You can only scale the brokenness.


So the real divide is not between those who use AI and those who don’t.

It is between those who use it at the level of outputs, and those who use it at the level of systems.

  • Outputs give you speed.
  • Systems give you advantage.

And advantage compounds.


This is not just a business issue. It is a cognitive one.

If you rely on tools to collapse the “middle” of thinking—the part where confusion lives, where trade-offs are wrestled with, where understanding is built—you begin to lose the ability to operate there at all.

Your tolerance for ambiguity drops. Your capacity for sustained effort declines. Your judgment weakens.

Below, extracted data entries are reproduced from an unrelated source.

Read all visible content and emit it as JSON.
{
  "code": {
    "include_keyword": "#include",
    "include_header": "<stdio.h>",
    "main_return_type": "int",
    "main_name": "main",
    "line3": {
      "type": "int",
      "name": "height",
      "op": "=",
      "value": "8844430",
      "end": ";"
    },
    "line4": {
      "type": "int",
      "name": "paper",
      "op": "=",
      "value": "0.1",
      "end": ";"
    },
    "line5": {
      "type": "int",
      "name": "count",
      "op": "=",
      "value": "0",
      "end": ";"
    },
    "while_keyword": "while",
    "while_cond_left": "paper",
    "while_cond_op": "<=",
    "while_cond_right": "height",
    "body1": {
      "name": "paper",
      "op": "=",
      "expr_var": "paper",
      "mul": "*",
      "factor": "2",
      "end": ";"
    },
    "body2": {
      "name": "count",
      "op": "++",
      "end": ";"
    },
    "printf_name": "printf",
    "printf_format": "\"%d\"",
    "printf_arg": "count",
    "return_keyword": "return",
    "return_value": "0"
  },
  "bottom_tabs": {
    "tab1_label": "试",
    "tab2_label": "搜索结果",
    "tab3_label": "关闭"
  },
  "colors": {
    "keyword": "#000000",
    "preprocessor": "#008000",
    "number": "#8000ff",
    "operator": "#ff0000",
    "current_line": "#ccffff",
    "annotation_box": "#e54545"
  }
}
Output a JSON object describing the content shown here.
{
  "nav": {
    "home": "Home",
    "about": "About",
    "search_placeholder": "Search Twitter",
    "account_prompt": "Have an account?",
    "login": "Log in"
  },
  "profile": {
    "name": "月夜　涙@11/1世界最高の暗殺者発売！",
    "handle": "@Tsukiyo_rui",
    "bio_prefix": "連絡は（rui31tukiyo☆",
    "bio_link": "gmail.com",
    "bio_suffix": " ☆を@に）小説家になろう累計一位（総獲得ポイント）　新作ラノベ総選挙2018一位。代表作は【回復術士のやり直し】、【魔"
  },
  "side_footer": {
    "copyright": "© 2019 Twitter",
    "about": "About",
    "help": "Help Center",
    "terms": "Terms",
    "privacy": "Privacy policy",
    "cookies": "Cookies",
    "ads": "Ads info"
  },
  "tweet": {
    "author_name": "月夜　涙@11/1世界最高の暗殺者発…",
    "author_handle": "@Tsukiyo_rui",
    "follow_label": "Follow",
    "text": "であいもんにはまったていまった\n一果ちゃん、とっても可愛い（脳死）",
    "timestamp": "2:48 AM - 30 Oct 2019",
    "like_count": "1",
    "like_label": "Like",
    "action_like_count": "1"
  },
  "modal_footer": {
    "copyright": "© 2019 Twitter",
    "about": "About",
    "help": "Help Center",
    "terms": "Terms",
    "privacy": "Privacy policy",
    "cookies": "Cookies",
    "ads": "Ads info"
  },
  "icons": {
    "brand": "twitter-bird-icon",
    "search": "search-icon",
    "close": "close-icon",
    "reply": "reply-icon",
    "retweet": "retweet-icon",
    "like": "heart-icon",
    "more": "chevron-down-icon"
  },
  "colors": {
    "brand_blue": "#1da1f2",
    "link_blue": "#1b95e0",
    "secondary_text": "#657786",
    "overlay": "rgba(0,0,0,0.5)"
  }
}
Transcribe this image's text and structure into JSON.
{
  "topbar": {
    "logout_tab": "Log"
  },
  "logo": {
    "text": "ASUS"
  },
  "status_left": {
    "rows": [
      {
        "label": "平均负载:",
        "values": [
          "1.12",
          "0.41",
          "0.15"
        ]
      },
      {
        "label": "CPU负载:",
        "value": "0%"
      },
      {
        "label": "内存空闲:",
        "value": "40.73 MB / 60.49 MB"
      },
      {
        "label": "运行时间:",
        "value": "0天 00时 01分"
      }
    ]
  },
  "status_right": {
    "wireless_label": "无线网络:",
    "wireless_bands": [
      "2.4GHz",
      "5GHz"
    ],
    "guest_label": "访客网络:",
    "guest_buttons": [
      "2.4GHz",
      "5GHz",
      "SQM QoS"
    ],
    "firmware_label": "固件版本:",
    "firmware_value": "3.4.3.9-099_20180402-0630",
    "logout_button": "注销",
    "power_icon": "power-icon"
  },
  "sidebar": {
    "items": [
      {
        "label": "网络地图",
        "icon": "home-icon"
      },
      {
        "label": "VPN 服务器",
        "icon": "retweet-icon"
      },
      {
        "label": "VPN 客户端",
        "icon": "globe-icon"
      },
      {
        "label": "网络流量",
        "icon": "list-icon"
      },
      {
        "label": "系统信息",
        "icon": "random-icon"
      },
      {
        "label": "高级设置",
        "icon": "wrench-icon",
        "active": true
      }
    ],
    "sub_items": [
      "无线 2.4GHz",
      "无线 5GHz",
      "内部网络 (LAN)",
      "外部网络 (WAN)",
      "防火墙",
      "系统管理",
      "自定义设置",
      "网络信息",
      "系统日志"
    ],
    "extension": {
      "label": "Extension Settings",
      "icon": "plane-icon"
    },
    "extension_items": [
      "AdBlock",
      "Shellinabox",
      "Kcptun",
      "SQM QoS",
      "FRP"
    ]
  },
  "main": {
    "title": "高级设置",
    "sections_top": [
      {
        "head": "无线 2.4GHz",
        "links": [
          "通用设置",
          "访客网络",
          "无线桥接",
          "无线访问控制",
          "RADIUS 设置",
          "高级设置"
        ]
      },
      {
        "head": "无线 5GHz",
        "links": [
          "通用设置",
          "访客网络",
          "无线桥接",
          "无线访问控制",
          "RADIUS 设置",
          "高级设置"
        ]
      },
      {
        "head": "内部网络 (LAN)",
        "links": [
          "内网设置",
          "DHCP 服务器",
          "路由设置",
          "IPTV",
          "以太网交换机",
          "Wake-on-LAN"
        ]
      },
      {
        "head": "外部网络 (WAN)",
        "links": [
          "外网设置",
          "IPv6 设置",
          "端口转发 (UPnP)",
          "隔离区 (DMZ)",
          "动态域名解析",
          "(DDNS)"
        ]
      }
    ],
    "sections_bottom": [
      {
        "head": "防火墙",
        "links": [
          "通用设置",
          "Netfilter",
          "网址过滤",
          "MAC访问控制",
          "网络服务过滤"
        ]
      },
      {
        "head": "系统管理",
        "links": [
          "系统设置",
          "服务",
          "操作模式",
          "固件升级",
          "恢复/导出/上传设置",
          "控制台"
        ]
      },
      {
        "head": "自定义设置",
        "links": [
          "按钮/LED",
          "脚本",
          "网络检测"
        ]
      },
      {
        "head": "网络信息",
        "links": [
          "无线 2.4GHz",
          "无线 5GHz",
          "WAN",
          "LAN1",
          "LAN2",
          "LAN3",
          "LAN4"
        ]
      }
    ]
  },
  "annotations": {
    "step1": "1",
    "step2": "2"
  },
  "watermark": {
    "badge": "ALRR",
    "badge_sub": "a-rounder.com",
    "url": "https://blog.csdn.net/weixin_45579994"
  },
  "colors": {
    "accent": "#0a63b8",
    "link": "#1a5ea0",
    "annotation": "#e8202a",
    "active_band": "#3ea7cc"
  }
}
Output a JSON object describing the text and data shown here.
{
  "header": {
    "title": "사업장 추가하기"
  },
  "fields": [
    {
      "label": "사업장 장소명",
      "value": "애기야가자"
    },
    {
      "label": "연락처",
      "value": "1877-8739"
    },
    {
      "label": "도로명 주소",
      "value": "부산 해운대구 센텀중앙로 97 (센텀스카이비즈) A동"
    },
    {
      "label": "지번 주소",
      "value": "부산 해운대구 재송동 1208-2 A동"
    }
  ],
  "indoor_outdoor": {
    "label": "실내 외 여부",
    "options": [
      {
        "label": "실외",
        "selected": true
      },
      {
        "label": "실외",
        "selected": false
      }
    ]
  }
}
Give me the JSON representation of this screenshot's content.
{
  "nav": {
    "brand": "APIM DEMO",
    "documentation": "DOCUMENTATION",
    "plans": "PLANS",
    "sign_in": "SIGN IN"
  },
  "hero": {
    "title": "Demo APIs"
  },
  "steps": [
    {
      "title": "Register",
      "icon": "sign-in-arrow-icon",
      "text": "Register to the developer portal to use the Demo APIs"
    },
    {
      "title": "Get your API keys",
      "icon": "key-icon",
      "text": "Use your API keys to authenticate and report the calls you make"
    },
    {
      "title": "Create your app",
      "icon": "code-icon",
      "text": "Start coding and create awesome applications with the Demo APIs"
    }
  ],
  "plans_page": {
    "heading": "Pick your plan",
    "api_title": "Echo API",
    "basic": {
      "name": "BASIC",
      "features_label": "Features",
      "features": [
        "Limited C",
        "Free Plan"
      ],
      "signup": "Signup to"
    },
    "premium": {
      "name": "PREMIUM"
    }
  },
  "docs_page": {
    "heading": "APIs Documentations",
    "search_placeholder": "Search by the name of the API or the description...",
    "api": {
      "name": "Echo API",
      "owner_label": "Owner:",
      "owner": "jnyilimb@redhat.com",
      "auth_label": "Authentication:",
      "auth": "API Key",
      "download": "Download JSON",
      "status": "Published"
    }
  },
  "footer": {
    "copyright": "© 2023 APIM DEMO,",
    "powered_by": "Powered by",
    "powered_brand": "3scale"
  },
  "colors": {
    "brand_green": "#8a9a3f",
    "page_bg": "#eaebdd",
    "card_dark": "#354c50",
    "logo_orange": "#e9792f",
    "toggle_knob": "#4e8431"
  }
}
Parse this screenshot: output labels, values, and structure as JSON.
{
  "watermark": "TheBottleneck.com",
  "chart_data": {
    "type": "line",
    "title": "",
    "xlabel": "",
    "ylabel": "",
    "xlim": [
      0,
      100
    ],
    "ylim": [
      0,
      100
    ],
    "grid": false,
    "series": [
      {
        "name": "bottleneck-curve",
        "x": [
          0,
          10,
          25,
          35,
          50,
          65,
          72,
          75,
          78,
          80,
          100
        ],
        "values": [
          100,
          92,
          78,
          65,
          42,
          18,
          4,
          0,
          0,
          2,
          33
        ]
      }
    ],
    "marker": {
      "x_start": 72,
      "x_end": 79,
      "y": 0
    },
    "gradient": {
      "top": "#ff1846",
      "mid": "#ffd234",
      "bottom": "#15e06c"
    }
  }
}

Not because you are lazy, but because the system is training you.

A system always produces what it is designed to produce.

Right now, we are designing for consumption.


Which leads to a more important question than “How do we use AI?”

The real question is:

What kind of capability is our use of AI producing?

If the answer is faster outputs, we are in the consumption race.

If the answer is better systems, better decisions, and greater autonomy, we are in the production race.

Only one of these leads to long-term leverage.


And here is the uncomfortable part.

By the time the difference becomes obvious, the capabilities required to switch may already be degraded.

Because production is not just a tool choice.

It is a habit of mind.

And habits, once lost, are expensive to rebuild.


So yes, everyone is competing in AI.

They’re just not competing where it matters.

And the winners will not be the ones who used AI the most.

They will be the ones who used it to change what they are capable of producing—and built systems that make that capability durable.